Verstaatlichung
Kaupthing: Sparer zwischen allen Stühlen

Auch einen Tag nach der Verstaatlichung der isländischen Kaupthing Bank sind die Folgen für deutsche Sparer völlig undurchsichtig. Der isländische Staat sieht sich nicht in der Pflicht. Anwälte raten Anlegern jetzt, mögliche Ansprüche schnell anzumelden.

In der Krise um die isländische Kaupthing Bank herrscht nach wie vor völlige Unklarheit über die Garantieansprüche der 30 000 deutschen Kaupthing-Kunden. Die deutsche Finanzaufsicht Bafin war ursprünglich davon ausgegegangen, dass Einlagen in Höhe von mindestes 20 877 Euro im Rahmen so genannter "Deposite Guarantee Scheme" der Europäischen Union abgesichert seien. Donnerstagabend erklärte der isländische Regierungschef aber, dass nur einheimische - sprich isländische Sparguthaben - durch die isländische Einlagensicherung garantiert seien.

Island ist nicht Mitglied der Europäischen Union, hat sich aber teilweise im Rahmen des Abkommen zum Europäischen Wirtschaftsraum (EWR) an das Regelwerk der EU gebunden. Über die Auslegung der Rechtslage herrscht jetzt Verwirrung. Die isländische Finanzaufsicht (FME) wollte die Lage auf Anfrage des Handelsblatts nicht kommentieren. Erst sollten Experten die Rechtsgrundlage genau prüfen und dies könne einige Tage dauern, hieß es von der FME.

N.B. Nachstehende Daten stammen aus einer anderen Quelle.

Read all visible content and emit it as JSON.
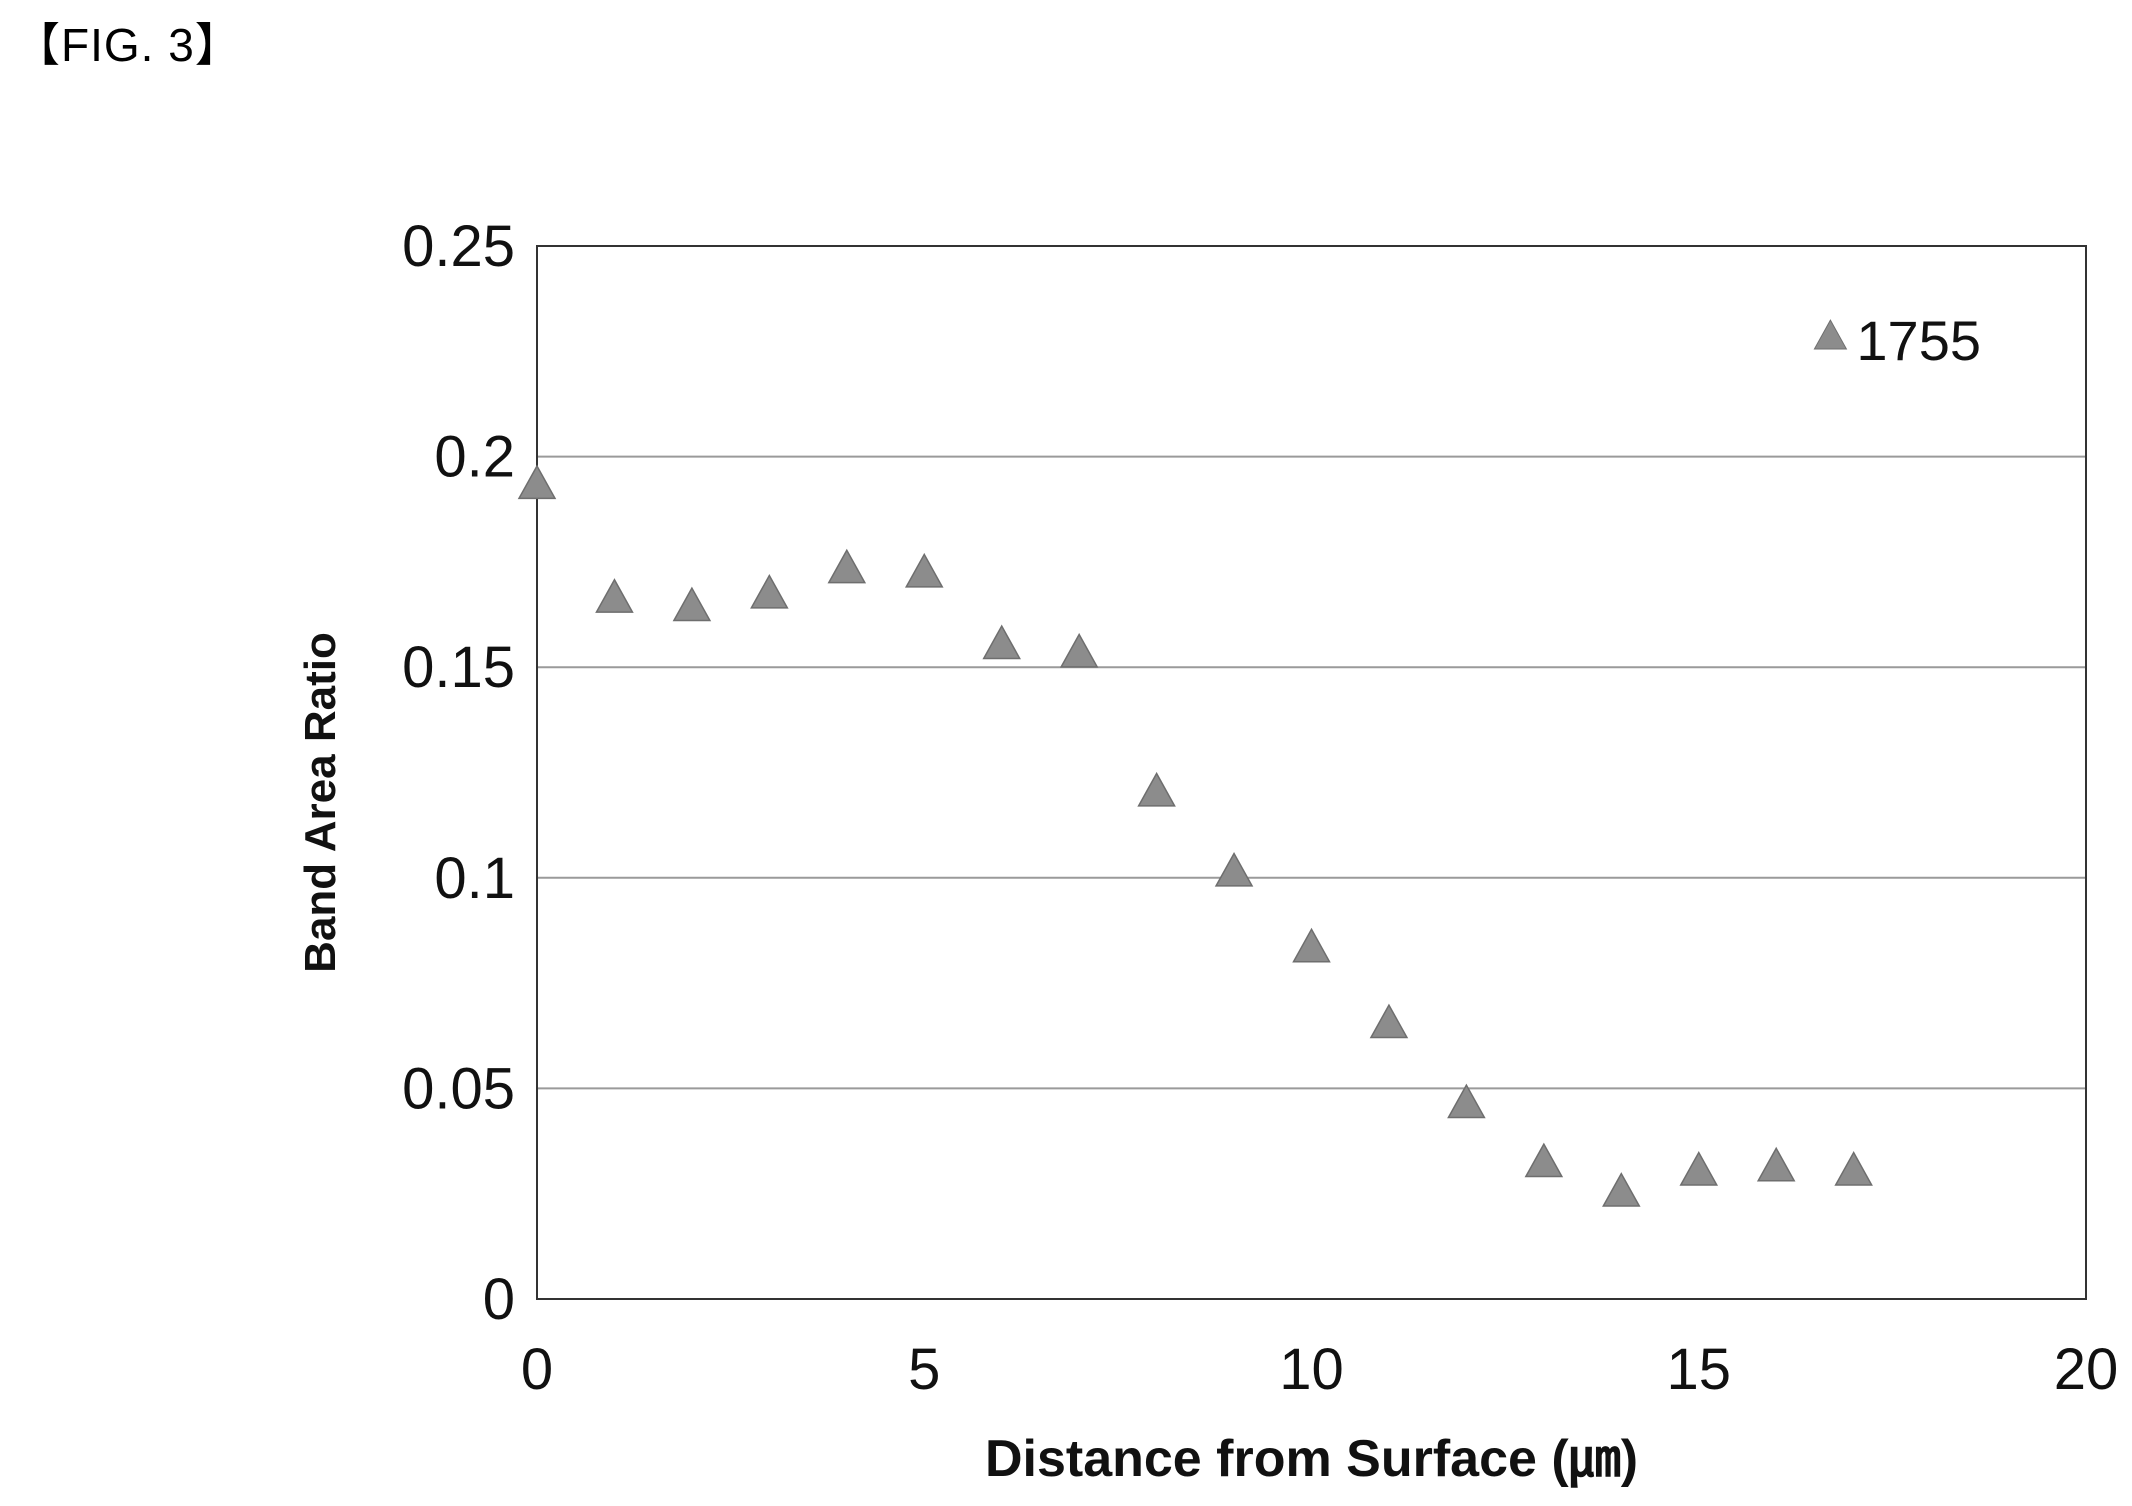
{
  "figure_label": "【FIG. 3】",
  "chart_data": {
    "type": "scatter",
    "title": "",
    "xlabel": "Distance from Surface (㎛)",
    "ylabel": "Band Area Ratio",
    "xlim": [
      0,
      20
    ],
    "ylim": [
      0,
      0.25
    ],
    "xticks": [
      0,
      5,
      10,
      15,
      20
    ],
    "xtick_labels": [
      "0",
      "5",
      "10",
      "15",
      "20"
    ],
    "yticks": [
      0,
      0.05,
      0.1,
      0.15,
      0.2,
      0.25
    ],
    "ytick_labels": [
      "0",
      "0.05",
      "0.1",
      "0.15",
      "0.2",
      "0.25"
    ],
    "grid": "horizontal",
    "legend_position": "top-right",
    "marker_color": "#8c8c8c",
    "series": [
      {
        "name": "1755",
        "marker": "triangle",
        "x": [
          0,
          1,
          2,
          3,
          4,
          5,
          6,
          7,
          8,
          9,
          10,
          11,
          12,
          13,
          14,
          15,
          16,
          17
        ],
        "y": [
          0.193,
          0.166,
          0.164,
          0.167,
          0.173,
          0.172,
          0.155,
          0.153,
          0.12,
          0.101,
          0.083,
          0.065,
          0.046,
          0.032,
          0.025,
          0.03,
          0.031,
          0.03
        ]
      }
    ]
  }
}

In Deutschland war die Zweigstelle Kaupthing Edge mit dem so genannten EU-Pass aktiv. Dieser erlaubte der isländischen Bank sich hierzulande auch ohne Prüfung der deutschen Bankenaufsicht (Bafin) zu engagieren, solange die isländische Einlagensicherung den Mindestauflagen EU entsprach. Die Bank hatte seit März mit aggressiven Werbekampagnen und außerordentlich hohen Zinsen für Tagesgeld und Festgeld um deutsche Kunden geworben.

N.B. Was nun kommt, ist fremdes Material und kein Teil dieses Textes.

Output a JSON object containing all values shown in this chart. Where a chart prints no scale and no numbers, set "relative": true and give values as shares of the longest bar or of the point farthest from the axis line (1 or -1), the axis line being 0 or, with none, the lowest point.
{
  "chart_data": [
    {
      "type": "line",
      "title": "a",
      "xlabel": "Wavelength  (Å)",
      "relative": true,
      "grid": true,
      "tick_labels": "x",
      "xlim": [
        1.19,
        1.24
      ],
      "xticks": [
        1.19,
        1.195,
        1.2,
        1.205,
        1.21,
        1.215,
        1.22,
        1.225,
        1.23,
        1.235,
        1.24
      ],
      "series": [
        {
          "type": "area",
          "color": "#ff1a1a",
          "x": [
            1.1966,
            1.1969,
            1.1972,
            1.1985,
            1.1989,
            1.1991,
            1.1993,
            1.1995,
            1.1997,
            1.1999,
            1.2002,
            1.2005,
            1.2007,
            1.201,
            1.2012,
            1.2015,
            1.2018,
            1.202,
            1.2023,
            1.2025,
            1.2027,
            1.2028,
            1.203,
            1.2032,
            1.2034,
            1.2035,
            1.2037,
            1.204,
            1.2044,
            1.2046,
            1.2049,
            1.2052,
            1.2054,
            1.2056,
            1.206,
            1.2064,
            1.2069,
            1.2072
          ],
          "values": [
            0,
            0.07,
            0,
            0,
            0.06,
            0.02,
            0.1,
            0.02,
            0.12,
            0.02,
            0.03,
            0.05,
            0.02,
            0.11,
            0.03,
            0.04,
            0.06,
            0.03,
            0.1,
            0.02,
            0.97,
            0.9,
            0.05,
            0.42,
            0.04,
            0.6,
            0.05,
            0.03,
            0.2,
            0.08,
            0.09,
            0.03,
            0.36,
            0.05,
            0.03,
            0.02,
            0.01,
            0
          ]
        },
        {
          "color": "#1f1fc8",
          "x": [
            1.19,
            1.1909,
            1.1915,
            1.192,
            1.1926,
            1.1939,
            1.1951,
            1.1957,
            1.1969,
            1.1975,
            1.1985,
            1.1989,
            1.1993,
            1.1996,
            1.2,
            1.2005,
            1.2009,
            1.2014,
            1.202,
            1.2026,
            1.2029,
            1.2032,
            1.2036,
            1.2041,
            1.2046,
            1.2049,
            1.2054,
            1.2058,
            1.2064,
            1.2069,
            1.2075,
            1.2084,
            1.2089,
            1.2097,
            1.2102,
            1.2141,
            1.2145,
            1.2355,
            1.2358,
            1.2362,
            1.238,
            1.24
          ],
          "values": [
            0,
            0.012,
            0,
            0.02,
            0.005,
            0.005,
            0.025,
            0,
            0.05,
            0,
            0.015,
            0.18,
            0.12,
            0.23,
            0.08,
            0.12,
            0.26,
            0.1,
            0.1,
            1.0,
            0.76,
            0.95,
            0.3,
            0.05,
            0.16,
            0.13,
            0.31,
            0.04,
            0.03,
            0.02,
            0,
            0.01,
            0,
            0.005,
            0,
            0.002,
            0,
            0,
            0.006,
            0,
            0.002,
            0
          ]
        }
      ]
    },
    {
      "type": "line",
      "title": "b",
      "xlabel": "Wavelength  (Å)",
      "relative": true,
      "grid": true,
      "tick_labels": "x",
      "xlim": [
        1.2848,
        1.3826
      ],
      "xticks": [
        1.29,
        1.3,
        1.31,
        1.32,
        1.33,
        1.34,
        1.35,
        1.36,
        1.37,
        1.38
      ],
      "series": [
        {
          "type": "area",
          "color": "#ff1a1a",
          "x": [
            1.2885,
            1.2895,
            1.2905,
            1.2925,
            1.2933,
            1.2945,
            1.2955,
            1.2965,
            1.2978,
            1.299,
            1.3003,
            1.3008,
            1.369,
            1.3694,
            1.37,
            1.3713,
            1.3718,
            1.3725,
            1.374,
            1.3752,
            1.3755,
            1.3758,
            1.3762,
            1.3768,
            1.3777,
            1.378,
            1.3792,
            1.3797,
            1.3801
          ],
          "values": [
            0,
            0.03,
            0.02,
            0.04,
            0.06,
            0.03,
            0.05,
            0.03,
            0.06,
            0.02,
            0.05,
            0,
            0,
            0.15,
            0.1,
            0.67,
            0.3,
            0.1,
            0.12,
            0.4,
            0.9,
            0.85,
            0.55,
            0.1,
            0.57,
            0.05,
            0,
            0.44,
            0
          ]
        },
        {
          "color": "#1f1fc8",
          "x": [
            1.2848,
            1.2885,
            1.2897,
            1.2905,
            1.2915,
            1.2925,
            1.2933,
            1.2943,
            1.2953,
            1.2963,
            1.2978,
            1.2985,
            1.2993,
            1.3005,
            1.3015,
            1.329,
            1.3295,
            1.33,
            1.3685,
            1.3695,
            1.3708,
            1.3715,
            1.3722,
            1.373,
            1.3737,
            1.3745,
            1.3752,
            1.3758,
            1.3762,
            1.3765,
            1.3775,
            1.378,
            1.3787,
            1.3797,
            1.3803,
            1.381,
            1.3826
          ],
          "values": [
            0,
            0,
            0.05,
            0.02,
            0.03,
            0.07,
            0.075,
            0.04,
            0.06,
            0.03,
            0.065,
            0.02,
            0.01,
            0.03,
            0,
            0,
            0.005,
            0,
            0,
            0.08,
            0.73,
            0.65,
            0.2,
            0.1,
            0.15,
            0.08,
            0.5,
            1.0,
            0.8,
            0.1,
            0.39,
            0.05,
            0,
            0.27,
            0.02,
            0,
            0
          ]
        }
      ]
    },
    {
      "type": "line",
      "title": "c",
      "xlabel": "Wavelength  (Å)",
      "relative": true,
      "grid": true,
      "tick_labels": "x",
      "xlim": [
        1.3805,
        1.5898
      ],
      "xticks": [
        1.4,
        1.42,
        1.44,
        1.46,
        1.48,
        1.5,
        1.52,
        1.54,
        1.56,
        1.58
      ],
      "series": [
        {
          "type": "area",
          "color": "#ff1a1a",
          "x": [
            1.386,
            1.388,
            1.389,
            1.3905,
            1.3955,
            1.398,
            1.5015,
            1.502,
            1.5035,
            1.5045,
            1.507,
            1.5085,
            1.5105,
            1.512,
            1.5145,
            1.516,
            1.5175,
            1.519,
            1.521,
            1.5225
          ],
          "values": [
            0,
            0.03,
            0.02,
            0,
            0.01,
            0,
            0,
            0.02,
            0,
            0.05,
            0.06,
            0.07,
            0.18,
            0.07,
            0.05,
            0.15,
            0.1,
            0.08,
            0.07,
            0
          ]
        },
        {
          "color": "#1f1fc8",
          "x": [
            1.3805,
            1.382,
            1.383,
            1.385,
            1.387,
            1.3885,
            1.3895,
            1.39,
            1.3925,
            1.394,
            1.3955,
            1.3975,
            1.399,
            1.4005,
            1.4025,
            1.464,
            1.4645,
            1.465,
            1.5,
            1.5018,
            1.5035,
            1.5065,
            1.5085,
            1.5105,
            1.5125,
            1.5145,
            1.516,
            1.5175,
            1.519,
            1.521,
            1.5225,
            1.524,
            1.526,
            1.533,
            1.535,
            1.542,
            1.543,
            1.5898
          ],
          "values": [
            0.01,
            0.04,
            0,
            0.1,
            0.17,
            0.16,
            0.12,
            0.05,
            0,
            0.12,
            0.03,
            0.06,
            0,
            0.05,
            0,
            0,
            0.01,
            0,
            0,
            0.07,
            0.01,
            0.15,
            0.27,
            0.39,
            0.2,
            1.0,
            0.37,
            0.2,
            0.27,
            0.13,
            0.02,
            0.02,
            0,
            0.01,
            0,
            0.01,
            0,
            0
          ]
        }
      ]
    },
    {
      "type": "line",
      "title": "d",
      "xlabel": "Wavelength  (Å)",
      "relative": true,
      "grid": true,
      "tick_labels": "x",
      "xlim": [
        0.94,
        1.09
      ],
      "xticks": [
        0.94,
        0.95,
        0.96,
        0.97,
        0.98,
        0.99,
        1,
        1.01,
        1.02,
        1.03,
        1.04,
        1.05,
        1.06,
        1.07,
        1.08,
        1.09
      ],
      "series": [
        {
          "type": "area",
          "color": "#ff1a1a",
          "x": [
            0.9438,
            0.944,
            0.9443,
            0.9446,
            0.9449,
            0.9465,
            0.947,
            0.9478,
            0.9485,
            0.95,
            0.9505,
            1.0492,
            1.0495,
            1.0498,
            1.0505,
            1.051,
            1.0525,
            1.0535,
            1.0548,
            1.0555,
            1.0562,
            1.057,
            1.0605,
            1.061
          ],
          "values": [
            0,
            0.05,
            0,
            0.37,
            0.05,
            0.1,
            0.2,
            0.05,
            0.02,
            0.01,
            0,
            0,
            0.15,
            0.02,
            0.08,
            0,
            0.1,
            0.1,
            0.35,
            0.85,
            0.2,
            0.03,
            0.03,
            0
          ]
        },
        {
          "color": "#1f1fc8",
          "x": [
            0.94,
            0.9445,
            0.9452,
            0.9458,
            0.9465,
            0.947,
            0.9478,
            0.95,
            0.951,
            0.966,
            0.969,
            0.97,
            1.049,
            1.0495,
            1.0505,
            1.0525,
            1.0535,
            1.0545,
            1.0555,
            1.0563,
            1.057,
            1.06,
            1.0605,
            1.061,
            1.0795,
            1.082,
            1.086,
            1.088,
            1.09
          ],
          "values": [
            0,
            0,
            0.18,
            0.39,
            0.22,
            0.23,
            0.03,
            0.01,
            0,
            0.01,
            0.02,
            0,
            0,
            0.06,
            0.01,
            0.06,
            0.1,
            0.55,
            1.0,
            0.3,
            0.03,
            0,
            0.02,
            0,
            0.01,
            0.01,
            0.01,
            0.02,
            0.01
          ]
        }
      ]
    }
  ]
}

Die Bafin hatte am Donnerstag - nachdem der isländische Staat offiziell die Kontrolle über die angeschlagene Bank übernommen hatte-ein Moratorium über die deutsche Zweigstelle Kaupthing Edge erhängt und ihr jeglichen Zahlungsverkehr untersagt. "Wie lange das Moratorium rein rechtlich den Zugriff auf deutsche Konten sperrt, hängt von der Entwicklung der Kaupthing Bank in Island ab", sagt ein Sprecher der Bafin.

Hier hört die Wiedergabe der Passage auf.